This year’s May Day celebration, in Wichita Kansas, at the Peace and Social Justice Center, was not as well attended as past years have been. It is hard to say why the crowd was smaller, whether the time and date was bad, the format or just bad luck. Only about 20 to 30 people showed up. The Peace and Social Justice Center has been hosting these get-togethers for several years now.
May 1 is an international workers holiday that celebrates labor victories in the US. In early 1886 unions throughout the country fought for an eight hour work day. Work days could be 10 to 12 hours a day. By 1889 the various unions had won the fight for an eight hour day and a holiday had been established to celebrate this labor victory. Since that time workers around the world celebrate May 1 as an expression of their international solidarity and shared political aspirations for the freedom of working people.
Those in attendance, this year, were enthusiastic and took part in a round table discussion. Stuart Elliott, local writer and activist for Democratic Socialists of America (DSA) was the MC for this event. Elliott asked those in attendance questions for discussion.
Elliott: The first question is; what is your favorite labor song?
Rannfrid: Mine is a Norwegian song Take Each Other in the Hand and Hold On. It’s a simple labor song.
Kayla- Little Mouse Chewing Wire.
Janice: Sixteen Tons by Tennessee Ernie Ford.
Bill: Union Maid.
Otto: Halleluiah I’m a Bum.
Elliott: Mine is Redwing. It is the original melody to Union Made from 1890.
Russ: Take This Job and Shove It.
Elliott: Which is more prevalent, wage theft or street crime theft?
(All those in attendance guessed it was wage theft.)
Elliott: Any questions about unions?
Rannfrid: Why can’t I just join a union?
(Several people pointed out that the Industrial Workers of the World will let almost anyone join.)
Bill: How did we get to the point where union officials make as much as CEOs.
Otto: I hear from a lot of people who complain that union people make too much money. They say it’s not fair that union members make more money than they do. I’d like to turn their arguments around and say “wouldn’t you like to make as MUCH as they do?”
Bill: It’s like the welfare argument that poor people get a free ride. They think union members don’t earn their money.
Janice: There has been a prison strike in Alabama, recently.
(RT-The strike was organized inside St. Clair County Correctional Facility in Springville, Alabama by members of the Free Alabama Movement. The group – loosely made up of inmates at St. Clair and other Alabama penitentiaries – alleges that prison jobs initially designed to help fill convicts’ days and give them a sense of pride behind bars have effectively been turned into a kind of slave labor for Alabama officials.)
Bill: That’s right? The inmates get such a low wage that it is the equivalent to slavery. It’s a tiny fraction of the minimum wage. I wish more unions (their members) would get fed up with the treatment they get.
Jim: Labor membership has declined to about 11%. But the unions are not to blame. I think globalization has a lot to do with it.
Bill: Globalization has created a real cut throat mentality that people have today.
Rannfrid: Some students in Norway manage to get sponsors for a trip to some of the sweat shops that make such American clothing as the Gap.
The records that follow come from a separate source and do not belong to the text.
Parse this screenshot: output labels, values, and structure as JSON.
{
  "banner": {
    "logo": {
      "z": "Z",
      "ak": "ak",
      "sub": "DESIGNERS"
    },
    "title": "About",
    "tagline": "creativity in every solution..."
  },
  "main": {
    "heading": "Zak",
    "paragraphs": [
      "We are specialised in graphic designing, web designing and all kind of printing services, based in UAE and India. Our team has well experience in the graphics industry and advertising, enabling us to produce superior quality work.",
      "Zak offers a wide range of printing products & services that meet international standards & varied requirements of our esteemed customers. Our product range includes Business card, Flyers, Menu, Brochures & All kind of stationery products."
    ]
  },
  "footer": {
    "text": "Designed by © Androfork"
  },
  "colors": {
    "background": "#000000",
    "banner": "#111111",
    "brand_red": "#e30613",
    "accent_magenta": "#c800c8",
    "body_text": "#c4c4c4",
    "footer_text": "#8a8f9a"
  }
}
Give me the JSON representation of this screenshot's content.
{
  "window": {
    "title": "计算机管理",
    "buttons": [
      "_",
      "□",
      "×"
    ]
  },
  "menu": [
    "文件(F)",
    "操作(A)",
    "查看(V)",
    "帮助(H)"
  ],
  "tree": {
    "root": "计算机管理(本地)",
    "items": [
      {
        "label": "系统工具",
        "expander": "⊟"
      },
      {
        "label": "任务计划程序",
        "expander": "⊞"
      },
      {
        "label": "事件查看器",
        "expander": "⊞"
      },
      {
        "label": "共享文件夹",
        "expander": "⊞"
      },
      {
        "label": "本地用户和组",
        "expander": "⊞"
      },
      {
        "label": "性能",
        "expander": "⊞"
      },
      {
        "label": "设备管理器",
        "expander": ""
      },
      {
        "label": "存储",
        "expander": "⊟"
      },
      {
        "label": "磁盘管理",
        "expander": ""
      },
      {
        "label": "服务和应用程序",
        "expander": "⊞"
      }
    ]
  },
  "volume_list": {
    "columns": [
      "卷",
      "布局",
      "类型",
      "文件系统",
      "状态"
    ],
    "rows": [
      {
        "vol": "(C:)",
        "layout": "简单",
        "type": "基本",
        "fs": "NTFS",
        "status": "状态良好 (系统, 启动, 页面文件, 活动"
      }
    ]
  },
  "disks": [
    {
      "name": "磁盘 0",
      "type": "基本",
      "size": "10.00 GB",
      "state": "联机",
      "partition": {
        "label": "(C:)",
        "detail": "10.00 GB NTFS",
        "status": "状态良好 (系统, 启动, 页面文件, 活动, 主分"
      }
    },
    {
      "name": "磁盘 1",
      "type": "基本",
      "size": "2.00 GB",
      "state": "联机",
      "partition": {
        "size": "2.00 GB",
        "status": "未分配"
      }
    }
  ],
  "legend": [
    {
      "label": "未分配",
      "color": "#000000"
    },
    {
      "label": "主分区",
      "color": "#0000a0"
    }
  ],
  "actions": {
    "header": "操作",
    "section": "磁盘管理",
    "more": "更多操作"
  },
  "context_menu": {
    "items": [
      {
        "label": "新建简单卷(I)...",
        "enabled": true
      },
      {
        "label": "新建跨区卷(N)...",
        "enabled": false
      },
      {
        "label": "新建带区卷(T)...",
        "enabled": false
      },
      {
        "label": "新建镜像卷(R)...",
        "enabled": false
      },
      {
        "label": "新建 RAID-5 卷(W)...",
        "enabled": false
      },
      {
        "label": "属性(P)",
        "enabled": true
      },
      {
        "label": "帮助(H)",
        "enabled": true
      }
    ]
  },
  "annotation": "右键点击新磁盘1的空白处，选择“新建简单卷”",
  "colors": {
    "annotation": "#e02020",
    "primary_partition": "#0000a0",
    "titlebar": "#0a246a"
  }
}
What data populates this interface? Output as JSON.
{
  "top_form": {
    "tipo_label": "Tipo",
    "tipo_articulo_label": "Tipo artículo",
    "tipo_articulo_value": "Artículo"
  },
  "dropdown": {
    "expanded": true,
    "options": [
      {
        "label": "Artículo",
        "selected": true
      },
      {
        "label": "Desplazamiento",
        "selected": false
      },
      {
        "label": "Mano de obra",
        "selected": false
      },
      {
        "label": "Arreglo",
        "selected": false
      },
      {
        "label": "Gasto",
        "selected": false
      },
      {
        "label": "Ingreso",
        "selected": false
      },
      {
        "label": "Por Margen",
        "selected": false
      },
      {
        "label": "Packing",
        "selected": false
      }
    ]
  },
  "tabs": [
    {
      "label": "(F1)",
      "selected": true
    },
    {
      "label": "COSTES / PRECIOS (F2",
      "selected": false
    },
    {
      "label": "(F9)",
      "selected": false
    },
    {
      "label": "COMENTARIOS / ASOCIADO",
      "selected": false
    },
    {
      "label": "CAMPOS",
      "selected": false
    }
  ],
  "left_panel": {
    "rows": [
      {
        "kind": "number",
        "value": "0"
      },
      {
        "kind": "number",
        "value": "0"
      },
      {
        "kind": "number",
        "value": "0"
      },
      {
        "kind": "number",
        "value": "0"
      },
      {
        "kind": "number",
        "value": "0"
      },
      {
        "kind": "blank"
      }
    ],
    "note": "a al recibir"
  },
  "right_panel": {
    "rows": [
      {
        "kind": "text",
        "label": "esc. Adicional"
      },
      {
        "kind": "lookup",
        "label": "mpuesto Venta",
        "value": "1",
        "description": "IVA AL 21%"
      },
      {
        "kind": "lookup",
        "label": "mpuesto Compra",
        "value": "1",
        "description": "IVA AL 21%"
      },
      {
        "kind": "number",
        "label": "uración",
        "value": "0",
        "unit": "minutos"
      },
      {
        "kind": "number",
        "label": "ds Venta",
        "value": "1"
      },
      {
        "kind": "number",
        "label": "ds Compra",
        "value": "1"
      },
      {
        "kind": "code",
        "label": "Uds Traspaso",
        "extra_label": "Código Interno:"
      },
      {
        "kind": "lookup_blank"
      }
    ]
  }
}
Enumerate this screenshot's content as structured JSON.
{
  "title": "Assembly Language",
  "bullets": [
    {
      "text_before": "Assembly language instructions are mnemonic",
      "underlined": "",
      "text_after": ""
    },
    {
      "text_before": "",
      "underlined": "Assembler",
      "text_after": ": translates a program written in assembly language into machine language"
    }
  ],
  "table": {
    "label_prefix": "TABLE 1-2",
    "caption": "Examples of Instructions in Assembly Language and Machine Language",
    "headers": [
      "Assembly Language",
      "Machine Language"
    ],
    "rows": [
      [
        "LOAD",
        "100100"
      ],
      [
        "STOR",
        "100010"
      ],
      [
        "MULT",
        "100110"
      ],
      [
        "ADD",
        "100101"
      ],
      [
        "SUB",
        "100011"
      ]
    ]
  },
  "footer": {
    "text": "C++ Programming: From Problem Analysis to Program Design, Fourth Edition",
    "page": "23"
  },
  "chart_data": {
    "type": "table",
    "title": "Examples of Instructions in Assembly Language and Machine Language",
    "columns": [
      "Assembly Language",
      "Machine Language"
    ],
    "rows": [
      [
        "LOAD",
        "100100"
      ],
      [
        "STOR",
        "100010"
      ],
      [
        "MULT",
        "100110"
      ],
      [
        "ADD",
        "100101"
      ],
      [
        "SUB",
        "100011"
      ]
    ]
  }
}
They went to Bangladesh were they had that big fire. They saw firsthand how those workers are treated. After they returned they were on a panel where a bunch of corporate big shots tried to argue them down. They had firsthand information on how people in those countries live as opposed to the lies perpetrated by the corporate big shots.
Otto: I wish we still had a news media that actually covers news like that. We used to have some real coverage. It seems we don’t get any real news anymore and a lot of international issues get ignored. I have to go to the BBC or RT TV to get any real and critical news.
(Others warned that the BBC is starting to get as bad as the US news media.)
Kim: Via Christi is contracting out their house keeping department so they can cut down on the wages they pay. The House keeping employees are getting a $2-an-hour decrease.
The evening rapped up with announcements of different political actions members of the Peace and Social Justice Center were involved with, such as a petition to remove criminal penalties for possession of Marijuana in the City of Wichita.
The May Day observance helps people here in Wichita feel a sense of solidarity with working people throughout the US and in other countries as well.